1.3 Batasan Masalah Peneliti membatasi masalah penelitian ini pada pembuatan model laboratorium virtual untuk pengajaran jurnalistik. Penelitian ini tidak dimaksudkan untuk memberikan panduan lengkap tentang materi jurnalistik, sehingga masing-masing lembaga yang menggunakan Laboratorium Virtual ini dapat mengembangkan isi materi pengajaran sesuai dengan kebutuhannya masing-masing. 1.4 Tujuan Penelitian Pembuatan model laboratorium virtual untuk praktek jurnalistik radio, video dan cetak yang terintegrasi Pemodelan bentuk jurnalistik online yang dapat dijadikan rujukan perkuliahan untuk masing-masing spesialisasi atau untuk kepentingan rintisan mata kuliah jurnalistik online 1.5 Manfaat Penelitian Manfaat penelitian ini adalah sebagai berikut : a. Hasil penelitian ini dapat dijadikan bahan kajian untuk langkah pemodelan ulang (remodelling) pengajaran jurnalistik bagi perguruan tinggi yang terintegrasi. b. Memberikan peluang untuk mengkaji isu konvergensi media dan jurnalistik online di Indonesia c.

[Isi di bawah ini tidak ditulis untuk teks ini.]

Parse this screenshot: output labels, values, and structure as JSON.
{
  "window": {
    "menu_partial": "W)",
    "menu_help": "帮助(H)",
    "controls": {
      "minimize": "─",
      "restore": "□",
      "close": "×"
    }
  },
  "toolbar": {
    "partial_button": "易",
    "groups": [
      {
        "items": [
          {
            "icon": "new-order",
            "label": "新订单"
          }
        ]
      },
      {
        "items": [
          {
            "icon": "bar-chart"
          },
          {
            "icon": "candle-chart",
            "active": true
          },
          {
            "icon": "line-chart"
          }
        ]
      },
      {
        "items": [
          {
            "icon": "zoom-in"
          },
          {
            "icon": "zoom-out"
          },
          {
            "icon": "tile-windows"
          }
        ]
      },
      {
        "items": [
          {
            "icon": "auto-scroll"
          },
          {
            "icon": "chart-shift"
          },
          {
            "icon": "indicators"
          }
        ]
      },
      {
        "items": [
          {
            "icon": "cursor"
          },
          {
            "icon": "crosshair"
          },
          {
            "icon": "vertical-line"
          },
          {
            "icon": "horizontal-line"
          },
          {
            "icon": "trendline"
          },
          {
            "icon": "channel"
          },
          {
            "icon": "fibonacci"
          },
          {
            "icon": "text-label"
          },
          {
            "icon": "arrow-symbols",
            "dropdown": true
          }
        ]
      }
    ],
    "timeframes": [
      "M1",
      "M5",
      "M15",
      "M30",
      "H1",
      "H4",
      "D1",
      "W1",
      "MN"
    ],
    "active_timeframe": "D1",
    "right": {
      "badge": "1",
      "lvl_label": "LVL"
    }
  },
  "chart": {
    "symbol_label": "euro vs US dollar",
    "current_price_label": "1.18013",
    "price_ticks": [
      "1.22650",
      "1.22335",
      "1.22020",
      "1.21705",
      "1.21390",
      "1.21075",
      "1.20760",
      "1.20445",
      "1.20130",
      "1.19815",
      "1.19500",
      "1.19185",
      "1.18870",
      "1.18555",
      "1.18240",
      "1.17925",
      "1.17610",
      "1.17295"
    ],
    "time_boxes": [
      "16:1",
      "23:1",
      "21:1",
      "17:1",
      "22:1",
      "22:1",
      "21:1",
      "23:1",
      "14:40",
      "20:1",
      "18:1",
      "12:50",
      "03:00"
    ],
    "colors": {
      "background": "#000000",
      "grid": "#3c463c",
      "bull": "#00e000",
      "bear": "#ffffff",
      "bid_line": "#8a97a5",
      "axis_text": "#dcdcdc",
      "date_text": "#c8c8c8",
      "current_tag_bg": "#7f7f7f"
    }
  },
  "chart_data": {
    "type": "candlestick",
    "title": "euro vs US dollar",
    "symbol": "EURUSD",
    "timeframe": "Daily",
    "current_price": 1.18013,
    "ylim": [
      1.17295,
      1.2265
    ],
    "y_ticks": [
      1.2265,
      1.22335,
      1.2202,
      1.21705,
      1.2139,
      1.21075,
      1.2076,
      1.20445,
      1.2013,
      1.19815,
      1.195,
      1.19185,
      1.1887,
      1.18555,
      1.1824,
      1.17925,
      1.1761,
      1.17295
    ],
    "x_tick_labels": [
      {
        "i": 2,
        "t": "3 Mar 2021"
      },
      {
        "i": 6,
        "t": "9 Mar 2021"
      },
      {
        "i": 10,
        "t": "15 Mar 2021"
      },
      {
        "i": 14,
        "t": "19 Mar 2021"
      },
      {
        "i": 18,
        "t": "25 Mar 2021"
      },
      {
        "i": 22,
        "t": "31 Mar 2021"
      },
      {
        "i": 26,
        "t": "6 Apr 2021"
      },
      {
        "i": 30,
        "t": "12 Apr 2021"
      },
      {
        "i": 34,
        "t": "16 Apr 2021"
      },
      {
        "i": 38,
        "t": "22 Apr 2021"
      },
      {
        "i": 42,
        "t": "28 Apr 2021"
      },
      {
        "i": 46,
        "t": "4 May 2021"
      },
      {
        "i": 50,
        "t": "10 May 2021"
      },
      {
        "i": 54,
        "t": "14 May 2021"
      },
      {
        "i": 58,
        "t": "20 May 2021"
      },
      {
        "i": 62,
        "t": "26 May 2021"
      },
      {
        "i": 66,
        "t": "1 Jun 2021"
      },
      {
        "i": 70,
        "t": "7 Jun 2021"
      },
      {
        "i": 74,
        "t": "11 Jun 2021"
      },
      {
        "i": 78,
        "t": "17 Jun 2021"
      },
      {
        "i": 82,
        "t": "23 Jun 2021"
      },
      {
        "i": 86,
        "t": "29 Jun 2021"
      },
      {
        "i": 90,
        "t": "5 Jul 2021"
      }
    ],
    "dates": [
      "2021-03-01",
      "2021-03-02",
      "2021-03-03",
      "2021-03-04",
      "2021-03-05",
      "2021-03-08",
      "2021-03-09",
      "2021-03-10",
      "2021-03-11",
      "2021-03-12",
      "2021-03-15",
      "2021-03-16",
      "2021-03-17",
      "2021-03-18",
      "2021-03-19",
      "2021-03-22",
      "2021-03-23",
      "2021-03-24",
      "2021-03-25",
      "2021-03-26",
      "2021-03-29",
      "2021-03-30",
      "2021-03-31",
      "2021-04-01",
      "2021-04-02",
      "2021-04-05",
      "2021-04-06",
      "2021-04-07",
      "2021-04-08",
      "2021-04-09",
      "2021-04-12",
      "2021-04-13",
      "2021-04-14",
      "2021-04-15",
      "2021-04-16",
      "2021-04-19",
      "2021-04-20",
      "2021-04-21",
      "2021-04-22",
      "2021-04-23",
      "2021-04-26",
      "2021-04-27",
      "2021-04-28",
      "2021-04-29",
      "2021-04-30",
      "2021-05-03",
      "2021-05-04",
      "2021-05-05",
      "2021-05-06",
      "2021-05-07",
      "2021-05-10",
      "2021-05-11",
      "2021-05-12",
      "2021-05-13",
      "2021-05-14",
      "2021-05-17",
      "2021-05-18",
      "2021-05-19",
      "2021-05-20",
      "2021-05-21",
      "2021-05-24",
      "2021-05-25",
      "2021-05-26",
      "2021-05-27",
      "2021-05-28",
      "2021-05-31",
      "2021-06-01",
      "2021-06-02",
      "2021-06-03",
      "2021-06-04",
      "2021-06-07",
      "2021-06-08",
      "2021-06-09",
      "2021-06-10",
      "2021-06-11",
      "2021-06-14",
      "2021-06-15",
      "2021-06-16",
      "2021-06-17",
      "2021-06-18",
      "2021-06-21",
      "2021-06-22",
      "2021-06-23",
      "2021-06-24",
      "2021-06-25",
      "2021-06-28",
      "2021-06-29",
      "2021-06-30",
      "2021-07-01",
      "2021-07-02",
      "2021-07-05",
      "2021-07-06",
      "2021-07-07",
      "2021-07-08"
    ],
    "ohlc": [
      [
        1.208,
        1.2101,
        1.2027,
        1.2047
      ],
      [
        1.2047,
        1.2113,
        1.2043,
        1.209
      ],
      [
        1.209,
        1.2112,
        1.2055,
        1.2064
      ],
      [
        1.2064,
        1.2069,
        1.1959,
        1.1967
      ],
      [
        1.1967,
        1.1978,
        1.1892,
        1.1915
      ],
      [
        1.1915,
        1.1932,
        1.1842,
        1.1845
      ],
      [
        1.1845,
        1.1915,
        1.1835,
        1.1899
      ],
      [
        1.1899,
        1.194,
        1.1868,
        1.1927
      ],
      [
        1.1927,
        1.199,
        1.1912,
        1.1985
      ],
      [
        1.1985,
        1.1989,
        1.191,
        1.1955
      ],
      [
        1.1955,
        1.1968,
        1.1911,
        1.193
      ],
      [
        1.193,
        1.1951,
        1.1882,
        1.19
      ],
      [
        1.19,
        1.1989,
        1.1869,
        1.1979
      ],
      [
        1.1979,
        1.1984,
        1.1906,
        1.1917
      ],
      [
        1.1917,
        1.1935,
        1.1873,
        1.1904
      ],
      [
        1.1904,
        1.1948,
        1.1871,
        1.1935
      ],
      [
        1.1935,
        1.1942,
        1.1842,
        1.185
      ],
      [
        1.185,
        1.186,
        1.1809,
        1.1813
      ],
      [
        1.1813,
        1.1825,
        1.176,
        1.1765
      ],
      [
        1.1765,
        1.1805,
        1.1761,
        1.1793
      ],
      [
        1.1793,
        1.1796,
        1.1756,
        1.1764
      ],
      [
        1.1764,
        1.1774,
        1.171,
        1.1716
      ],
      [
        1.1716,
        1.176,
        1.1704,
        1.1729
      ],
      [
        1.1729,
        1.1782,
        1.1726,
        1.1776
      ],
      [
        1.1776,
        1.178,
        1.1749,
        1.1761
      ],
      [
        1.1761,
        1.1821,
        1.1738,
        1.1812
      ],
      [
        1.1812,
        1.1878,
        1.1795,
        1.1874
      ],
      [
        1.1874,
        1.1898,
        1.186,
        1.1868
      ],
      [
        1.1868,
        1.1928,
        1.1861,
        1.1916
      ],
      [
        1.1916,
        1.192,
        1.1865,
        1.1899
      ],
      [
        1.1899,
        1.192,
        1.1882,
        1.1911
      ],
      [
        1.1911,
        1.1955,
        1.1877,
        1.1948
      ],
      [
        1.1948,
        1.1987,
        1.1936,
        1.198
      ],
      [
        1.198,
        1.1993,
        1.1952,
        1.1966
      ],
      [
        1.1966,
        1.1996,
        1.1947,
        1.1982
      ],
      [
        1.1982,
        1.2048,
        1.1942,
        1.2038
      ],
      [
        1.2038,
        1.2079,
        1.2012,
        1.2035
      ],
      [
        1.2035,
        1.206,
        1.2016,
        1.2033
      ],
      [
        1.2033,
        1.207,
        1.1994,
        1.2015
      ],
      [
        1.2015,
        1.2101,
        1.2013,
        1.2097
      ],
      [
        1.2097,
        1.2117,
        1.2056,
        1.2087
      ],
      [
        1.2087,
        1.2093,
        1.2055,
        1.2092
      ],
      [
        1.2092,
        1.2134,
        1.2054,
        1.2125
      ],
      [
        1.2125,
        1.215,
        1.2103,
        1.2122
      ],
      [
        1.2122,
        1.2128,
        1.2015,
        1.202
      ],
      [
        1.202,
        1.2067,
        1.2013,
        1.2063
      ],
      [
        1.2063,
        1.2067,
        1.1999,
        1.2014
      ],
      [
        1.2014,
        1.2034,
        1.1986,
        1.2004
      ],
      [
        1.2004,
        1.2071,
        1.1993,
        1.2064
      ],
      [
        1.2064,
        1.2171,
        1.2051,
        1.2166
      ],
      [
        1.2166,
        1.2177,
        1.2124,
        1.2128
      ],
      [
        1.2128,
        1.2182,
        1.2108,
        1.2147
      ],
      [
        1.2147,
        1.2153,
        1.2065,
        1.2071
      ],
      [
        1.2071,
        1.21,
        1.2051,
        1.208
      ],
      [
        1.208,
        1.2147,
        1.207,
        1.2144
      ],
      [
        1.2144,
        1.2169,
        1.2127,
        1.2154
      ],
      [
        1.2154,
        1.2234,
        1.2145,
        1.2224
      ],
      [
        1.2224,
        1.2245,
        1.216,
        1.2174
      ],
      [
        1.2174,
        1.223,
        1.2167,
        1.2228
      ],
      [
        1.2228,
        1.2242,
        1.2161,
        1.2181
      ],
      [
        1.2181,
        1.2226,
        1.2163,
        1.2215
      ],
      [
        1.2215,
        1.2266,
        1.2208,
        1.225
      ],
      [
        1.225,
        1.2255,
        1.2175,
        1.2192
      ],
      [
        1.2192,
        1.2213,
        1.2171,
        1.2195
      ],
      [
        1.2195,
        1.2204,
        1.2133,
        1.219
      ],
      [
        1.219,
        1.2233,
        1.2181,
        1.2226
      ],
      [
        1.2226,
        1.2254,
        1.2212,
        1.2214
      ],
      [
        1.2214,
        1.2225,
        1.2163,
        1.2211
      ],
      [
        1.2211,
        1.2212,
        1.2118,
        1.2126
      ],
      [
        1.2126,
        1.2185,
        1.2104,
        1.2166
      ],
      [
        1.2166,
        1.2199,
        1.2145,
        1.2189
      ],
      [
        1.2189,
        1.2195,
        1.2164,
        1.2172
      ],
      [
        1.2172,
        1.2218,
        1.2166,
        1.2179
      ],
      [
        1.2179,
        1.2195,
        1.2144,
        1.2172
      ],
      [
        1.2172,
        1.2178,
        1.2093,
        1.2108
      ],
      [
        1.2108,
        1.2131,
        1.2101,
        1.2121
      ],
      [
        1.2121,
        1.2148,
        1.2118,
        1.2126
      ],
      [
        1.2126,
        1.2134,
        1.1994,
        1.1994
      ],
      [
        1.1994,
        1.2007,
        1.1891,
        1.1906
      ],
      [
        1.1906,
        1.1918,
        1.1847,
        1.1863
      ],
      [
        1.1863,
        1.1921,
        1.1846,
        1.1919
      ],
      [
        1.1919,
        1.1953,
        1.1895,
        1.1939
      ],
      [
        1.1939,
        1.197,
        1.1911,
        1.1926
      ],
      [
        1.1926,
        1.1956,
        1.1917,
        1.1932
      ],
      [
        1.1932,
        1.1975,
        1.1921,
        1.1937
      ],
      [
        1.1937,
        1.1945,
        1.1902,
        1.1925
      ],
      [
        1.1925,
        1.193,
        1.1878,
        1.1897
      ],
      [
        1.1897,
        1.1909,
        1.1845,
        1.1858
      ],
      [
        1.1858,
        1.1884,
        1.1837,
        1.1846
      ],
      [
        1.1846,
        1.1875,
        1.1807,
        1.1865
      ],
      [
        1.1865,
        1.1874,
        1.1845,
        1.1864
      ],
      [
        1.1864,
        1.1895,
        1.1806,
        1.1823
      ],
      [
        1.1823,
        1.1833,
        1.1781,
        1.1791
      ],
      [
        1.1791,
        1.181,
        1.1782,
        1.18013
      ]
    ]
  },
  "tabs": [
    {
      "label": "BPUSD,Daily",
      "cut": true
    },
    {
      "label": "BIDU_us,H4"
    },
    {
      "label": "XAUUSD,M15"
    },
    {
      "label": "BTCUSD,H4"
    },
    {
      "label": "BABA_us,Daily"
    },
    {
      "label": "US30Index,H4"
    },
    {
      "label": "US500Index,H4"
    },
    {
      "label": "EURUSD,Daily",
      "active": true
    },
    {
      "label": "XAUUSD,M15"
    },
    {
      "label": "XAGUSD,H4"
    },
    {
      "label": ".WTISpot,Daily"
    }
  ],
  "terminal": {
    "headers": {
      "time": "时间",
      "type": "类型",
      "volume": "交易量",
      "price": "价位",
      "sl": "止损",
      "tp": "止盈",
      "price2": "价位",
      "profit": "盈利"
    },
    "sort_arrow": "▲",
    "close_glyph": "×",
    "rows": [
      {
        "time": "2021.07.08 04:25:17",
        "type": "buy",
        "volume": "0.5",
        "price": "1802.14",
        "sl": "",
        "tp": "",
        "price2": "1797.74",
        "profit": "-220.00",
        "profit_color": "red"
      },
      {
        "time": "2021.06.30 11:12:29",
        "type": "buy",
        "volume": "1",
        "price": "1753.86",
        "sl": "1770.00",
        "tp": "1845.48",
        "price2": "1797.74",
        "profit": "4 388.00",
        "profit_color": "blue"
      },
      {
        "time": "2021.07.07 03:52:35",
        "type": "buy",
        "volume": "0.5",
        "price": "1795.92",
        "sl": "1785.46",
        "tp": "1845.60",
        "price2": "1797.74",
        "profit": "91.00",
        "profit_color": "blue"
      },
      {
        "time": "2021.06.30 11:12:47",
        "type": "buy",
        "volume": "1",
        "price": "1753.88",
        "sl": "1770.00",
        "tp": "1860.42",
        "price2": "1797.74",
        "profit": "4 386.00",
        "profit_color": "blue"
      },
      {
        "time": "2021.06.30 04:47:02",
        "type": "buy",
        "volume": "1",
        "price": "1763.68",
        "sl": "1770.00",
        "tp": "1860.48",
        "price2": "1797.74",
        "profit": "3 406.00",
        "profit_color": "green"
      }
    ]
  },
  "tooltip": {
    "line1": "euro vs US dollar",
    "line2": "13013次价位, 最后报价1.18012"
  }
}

Diharapkan dengan pembuatan model laboratorium virtual ini dapat dimanfaatkan oleh seluruh pihak yang berkepentingan dengan pendidikan jurnalistik di Indonesia dan meningkatkan penggunaan open source untuk pengajaran jurnalistik di Indonesia d. Bagi jurusan ilmu komunikasi dapat memiliki laboratorium virtual yang terintegrasi yang mudah, murah dan sederhana. e. Bagi mahasiswa jurusan ilmu Komunikasi atau Jurnalistik/Publisistik, dapat melakukan praktek jurnalistik baik cetak, tv, radio maupun online secara langsung, dengan perangkat yang mudah dan sederhana. 2.
Tinjauan Pustaka
Teori Media Baru dan Jurnalistik Konteksual Media baru (new media) merupakan simplifikasi terhadap bentuk media diluar lima media massa besar konvensional, televisi, radio, majalah, koran dan film. Diperkenalkan mulai tahun 1990-an, istilah media baru (new media) pada awalnya mengandung arti negletik (penolakan); media baru (new media) bukan media massa, terutama televisi. Sifat media baru (new media)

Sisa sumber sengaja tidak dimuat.